Python: Matplotlib - Probability Graph for Multiple Datasets

Question

Python: Matplotlib - Probability Graph for Multiple Datasets

I have several datasets (distribution) as follows:

set1 = [1,2,3,4,5] set2 = [3,4,5,6,7] set3 = [1,3,4,5,8]

How do I plot a scatter plot with the above datasets when the y axis is the probability (i.e., the percentile of the distribution in the set: 0% -100%) and the x axis is the names of the data sets? in JMP this is called the "Quantile Plot".

Something like an attached image: enter image description here

Please enlighten.

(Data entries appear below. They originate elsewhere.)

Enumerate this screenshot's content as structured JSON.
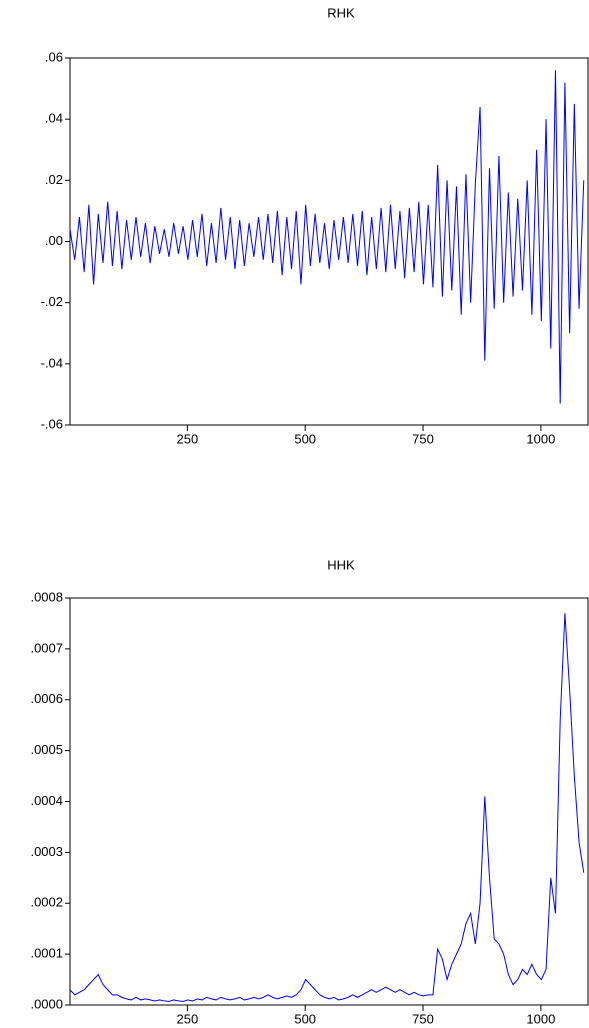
{
  "chart_data": [
    {
      "type": "line",
      "title": "RHK",
      "color": "#0000ff",
      "x": [
        1,
        11,
        21,
        31,
        41,
        51,
        61,
        71,
        81,
        91,
        101,
        111,
        121,
        131,
        141,
        151,
        161,
        171,
        181,
        191,
        201,
        211,
        221,
        231,
        241,
        251,
        261,
        271,
        281,
        291,
        301,
        311,
        321,
        331,
        341,
        351,
        361,
        371,
        381,
        391,
        401,
        411,
        421,
        431,
        441,
        451,
        461,
        471,
        481,
        491,
        501,
        511,
        521,
        531,
        541,
        551,
        561,
        571,
        581,
        591,
        601,
        611,
        621,
        631,
        641,
        651,
        661,
        671,
        681,
        691,
        701,
        711,
        721,
        731,
        741,
        751,
        761,
        771,
        781,
        791,
        801,
        811,
        821,
        831,
        841,
        851,
        861,
        871,
        881,
        891,
        901,
        911,
        921,
        931,
        941,
        951,
        961,
        971,
        981,
        991,
        1001,
        1011,
        1021,
        1031,
        1041,
        1051,
        1061,
        1071,
        1081,
        1091
      ],
      "values": [
        0.004,
        -0.006,
        0.008,
        -0.01,
        0.012,
        -0.014,
        0.009,
        -0.007,
        0.013,
        -0.008,
        0.01,
        -0.009,
        0.007,
        -0.006,
        0.008,
        -0.005,
        0.006,
        -0.007,
        0.005,
        -0.004,
        0.004,
        -0.005,
        0.006,
        -0.004,
        0.005,
        -0.006,
        0.007,
        -0.005,
        0.009,
        -0.008,
        0.006,
        -0.007,
        0.011,
        -0.006,
        0.008,
        -0.009,
        0.007,
        -0.008,
        0.006,
        -0.005,
        0.008,
        -0.006,
        0.009,
        -0.007,
        0.01,
        -0.011,
        0.008,
        -0.009,
        0.01,
        -0.014,
        0.012,
        -0.008,
        0.009,
        -0.007,
        0.006,
        -0.009,
        0.007,
        -0.006,
        0.008,
        -0.007,
        0.009,
        -0.008,
        0.01,
        -0.011,
        0.008,
        -0.009,
        0.011,
        -0.01,
        0.012,
        -0.009,
        0.01,
        -0.012,
        0.011,
        -0.01,
        0.013,
        -0.014,
        0.012,
        -0.015,
        0.025,
        -0.018,
        0.02,
        -0.016,
        0.018,
        -0.024,
        0.022,
        -0.02,
        0.019,
        0.044,
        -0.039,
        0.024,
        -0.022,
        0.028,
        -0.02,
        0.016,
        -0.018,
        0.014,
        -0.016,
        0.02,
        -0.024,
        0.03,
        -0.026,
        0.04,
        -0.035,
        0.056,
        -0.053,
        0.052,
        -0.03,
        0.045,
        -0.022,
        0.02
      ],
      "xlim": [
        1,
        1100
      ],
      "xticks": [
        250,
        500,
        750,
        1000
      ],
      "ylim": [
        -0.06,
        0.06
      ],
      "yticks": [
        {
          "value": -0.06,
          "label": "-.06"
        },
        {
          "value": -0.04,
          "label": "-.04"
        },
        {
          "value": -0.02,
          "label": "-.02"
        },
        {
          "value": 0,
          "label": ".00"
        },
        {
          "value": 0.02,
          "label": ".02"
        },
        {
          "value": 0.04,
          "label": ".04"
        },
        {
          "value": 0.06,
          "label": ".06"
        }
      ]
    },
    {
      "type": "line",
      "title": "HHK",
      "color": "#0000ff",
      "x": [
        1,
        11,
        21,
        31,
        41,
        51,
        61,
        71,
        81,
        91,
        101,
        111,
        121,
        131,
        141,
        151,
        161,
        171,
        181,
        191,
        201,
        211,
        221,
        231,
        241,
        251,
        261,
        271,
        281,
        291,
        301,
        311,
        321,
        331,
        341,
        351,
        361,
        371,
        381,
        391,
        401,
        411,
        421,
        431,
        441,
        451,
        461,
        471,
        481,
        491,
        501,
        511,
        521,
        531,
        541,
        551,
        561,
        571,
        581,
        591,
        601,
        611,
        621,
        631,
        641,
        651,
        661,
        671,
        681,
        691,
        701,
        711,
        721,
        731,
        741,
        751,
        761,
        771,
        781,
        791,
        801,
        811,
        821,
        831,
        841,
        851,
        861,
        871,
        881,
        891,
        901,
        911,
        921,
        931,
        941,
        951,
        961,
        971,
        981,
        991,
        1001,
        1011,
        1021,
        1031,
        1041,
        1051,
        1061,
        1071,
        1081,
        1091
      ],
      "values": [
        3e-05,
        2e-05,
        2.5e-05,
        3e-05,
        4e-05,
        5e-05,
        6e-05,
        4e-05,
        3e-05,
        2e-05,
        2e-05,
        1.5e-05,
        1.2e-05,
        1e-05,
        1.5e-05,
        1e-05,
        1.2e-05,
        1e-05,
        8e-06,
        1e-05,
        8e-06,
        7e-06,
        1e-05,
        8e-06,
        7e-06,
        1e-05,
        8e-06,
        1.2e-05,
        1e-05,
        1.5e-05,
        1.2e-05,
        1e-05,
        1.5e-05,
        1.2e-05,
        1e-05,
        1.2e-05,
        1.5e-05,
        1e-05,
        1.2e-05,
        1.5e-05,
        1.2e-05,
        1.5e-05,
        2e-05,
        1.5e-05,
        1.2e-05,
        1.5e-05,
        1.8e-05,
        1.5e-05,
        2e-05,
        3e-05,
        5e-05,
        4e-05,
        3e-05,
        2e-05,
        1.5e-05,
        1.2e-05,
        1.5e-05,
        1e-05,
        1.2e-05,
        1.5e-05,
        2e-05,
        1.5e-05,
        2e-05,
        2.5e-05,
        3e-05,
        2.5e-05,
        3e-05,
        3.5e-05,
        3e-05,
        2.5e-05,
        3e-05,
        2.5e-05,
        2e-05,
        2.5e-05,
        2e-05,
        1.8e-05,
        2e-05,
        2e-05,
        0.00011,
        9e-05,
        5e-05,
        8e-05,
        0.0001,
        0.00012,
        0.00016,
        0.00018,
        0.00012,
        0.0002,
        0.00041,
        0.00025,
        0.00013,
        0.00012,
        0.0001,
        6e-05,
        4e-05,
        5e-05,
        7e-05,
        6e-05,
        8e-05,
        6e-05,
        5e-05,
        7e-05,
        0.00025,
        0.00018,
        0.00056,
        0.00077,
        0.00062,
        0.00045,
        0.00032,
        0.00026
      ],
      "xlim": [
        1,
        1100
      ],
      "xticks": [
        250,
        500,
        750,
        1000
      ],
      "ylim": [
        0,
        0.0008
      ],
      "yticks": [
        {
          "value": 0,
          "label": ".0000"
        },
        {
          "value": 0.0001,
          "label": ".0001"
        },
        {
          "value": 0.0002,
          "label": ".0002"
        },
        {
          "value": 0.0003,
          "label": ".0003"
        },
        {
          "value": 0.0004,
          "label": ".0004"
        },
        {
          "value": 0.0005,
          "label": ".0005"
        },
        {
          "value": 0.0006,
          "label": ".0006"
        },
        {
          "value": 0.0007,
          "label": ".0007"
        },
        {
          "value": 0.0008,
          "label": ".0008"
        }
      ]
    }
  ]
}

Thanks.

[EDIT]

My data in csv as such:

enter image description here

Using the JMP analysis tool, I can plot the probability distribution (QQ-plot / Normal Quantile Plot, as shown below):

I believe that Joe Kington has almost solved my problem, but I'm wondering how to handle the raw csv data in probability arrays or percentiles.

I do this to automate some statistics analysis in Python, and not depending on the JMP for plotting.

+4

python numpy matplotlib probability percentile

siva Jun 13 '11 at 3:21

source share

1 answer

Joe kington · Accepted Answer · 2011-06-14T05:06:38+0000

I don’t quite understand what you want, so I'm going to guess here ...

Do you want the Probability / Percentage to be a cumulative histogram?

So, for one plot, will you have something like this? (Mark it with markers, as you showed above, instead of the more traditional step) ...

 import scipy.stats import numpy as np import matplotlib.pyplot as plt # 100 values from a normal distribution with a std of 3 and a mean of 0.5 data = 3.0 * np.random.randn(100) + 0.5 counts, start, dx, _ = scipy.stats.cumfreq(data, numbins=20) x = np.arange(counts.size) * dx + start plt.plot(x, counts, 'ro') plt.xlabel('Value') plt.ylabel('Cumulative Frequency') plt.show()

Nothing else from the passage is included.